Product Liability

Diet pill indicated as contributing cause of Bubba Smith’s death

Results from an autopsy indicate the diet pill phentermine contributed to the death of Bubba Smith, the towering all-pro football player-turned-actor and commercial spokesman. Smith was also found to have heart disease and high blood pressure. He was 66.

The autopsy report listed as a contributing cause of death acute phentermine intoxication, a condition that can cause the heart to beat irregularly and the body to overheat until the person collapses. Phentermine was one ingredient in the diet pill combination “Fen-Phen,” which was pulled from the market after it was shown to cause serious heart risks.

Fenfluramine – the “fen” part of the combination drug – was implicated as the more dangerous ingredient in the combination pill. Phentermine is still prescribed to control appetite in obese or overweight patients.

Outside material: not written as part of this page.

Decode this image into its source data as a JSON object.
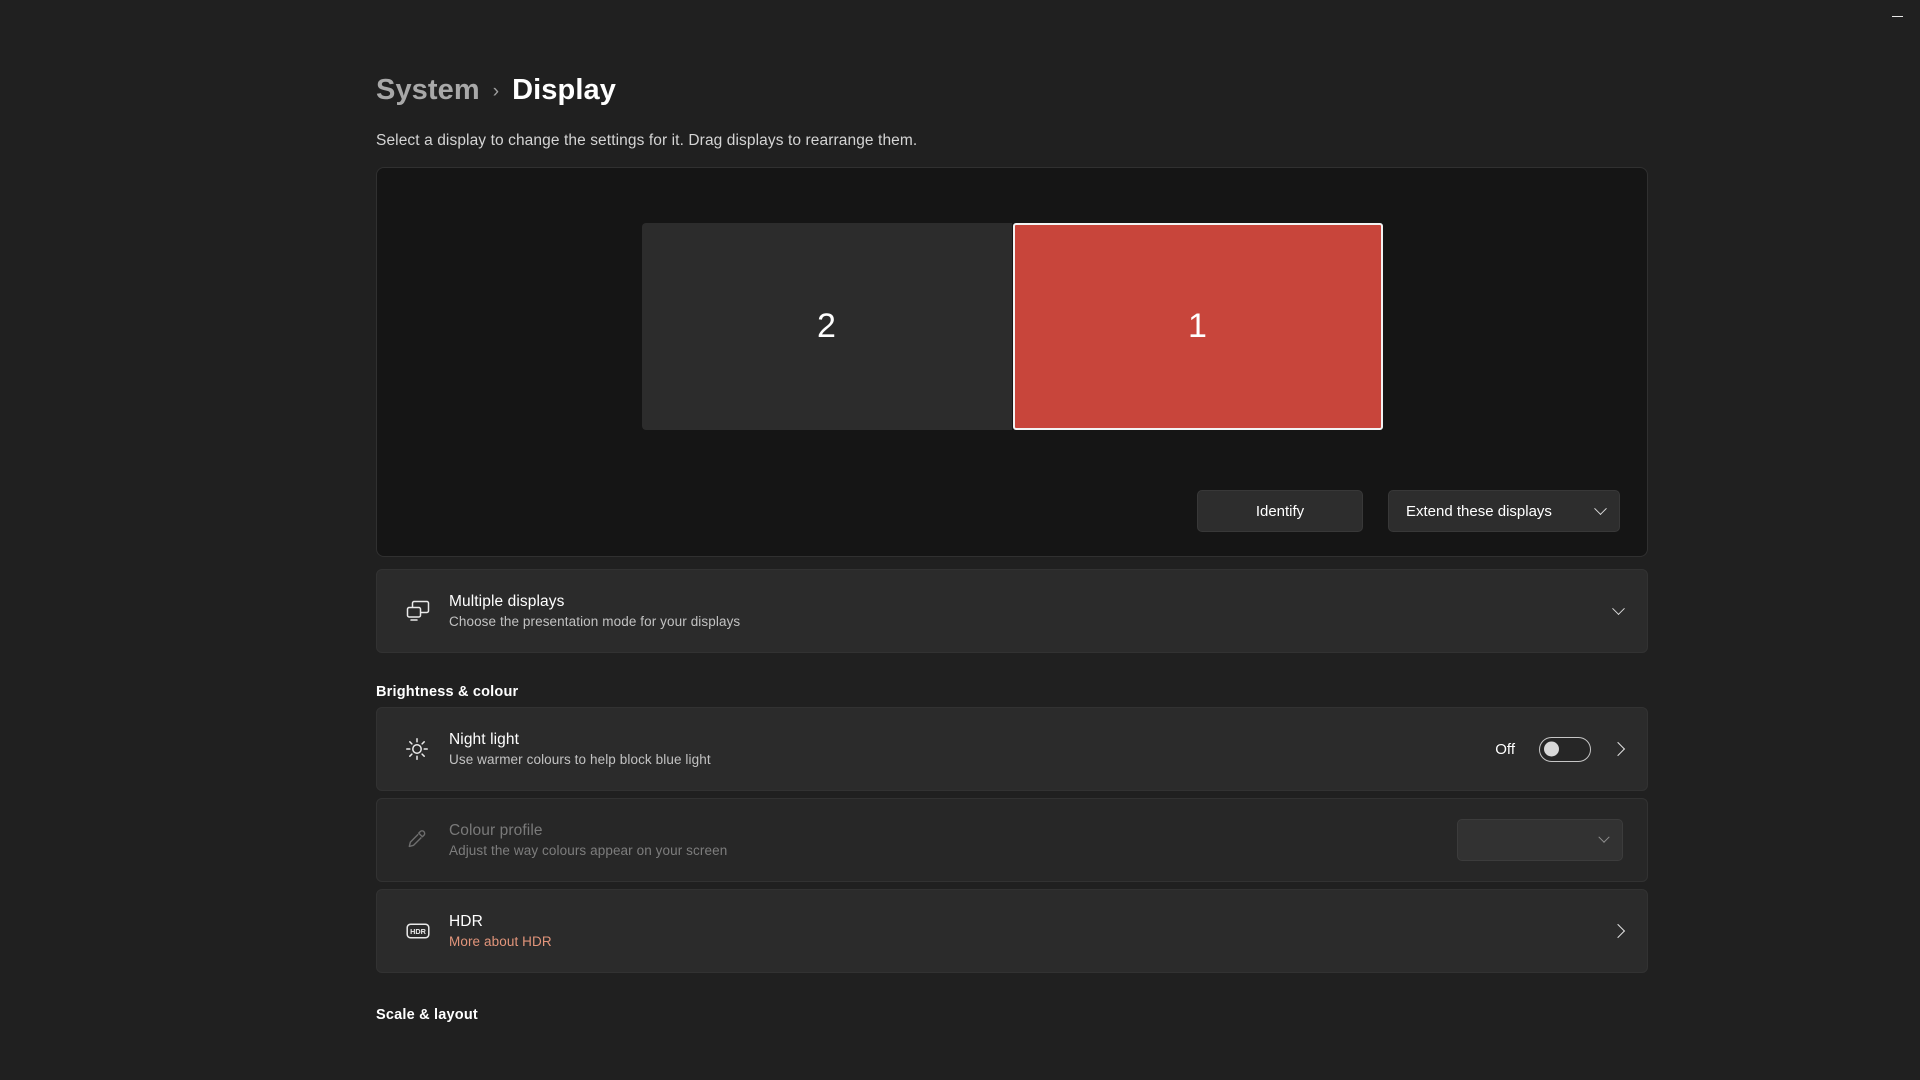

Diet pills are a risky option for consumers looking for prescription weight loss solutions. The drug orlistate is available as a prescription under the name Xenical and over-the-counter as Alli. Both Alli and Xenical have unpleasant side effects, such as oily, loose stools. But the drugs also carry a risk for organ failure.

The diet drug Meridia, which contains sibutramine, was pulled from the market in 2010 because of serious health risks such as increased blood pressure and/or heart rate as well as death.

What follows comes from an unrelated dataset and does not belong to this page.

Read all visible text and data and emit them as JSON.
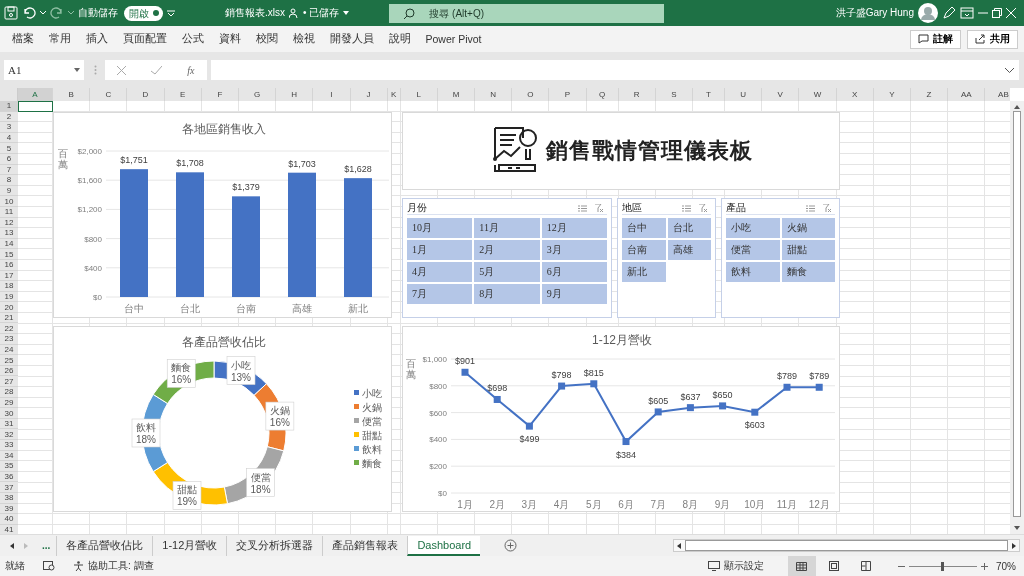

Smith’s autopsy report also showed that his heart was enlarged and some blood vessels were blocked as much as 75 percent.

Smith was born Charles Aaron Smith in Beaumont, Texas. The 6-foot-7-inch, 280-pound defensive end became an All-American for the Michigan State Spartans. He was the No. 1 NFL draft pick and joined the Baltimore Colts in 1967. Smith also played for the Oakland Raiders and the Houston Oilers before a knee injury ended his career in 1976. Soon after, he became a spokesperson for Miller Lite beer, and then moved on to acting roles in movies and TV. He is most noted for his roles as Moses Hightower in six “Police Academy” movies.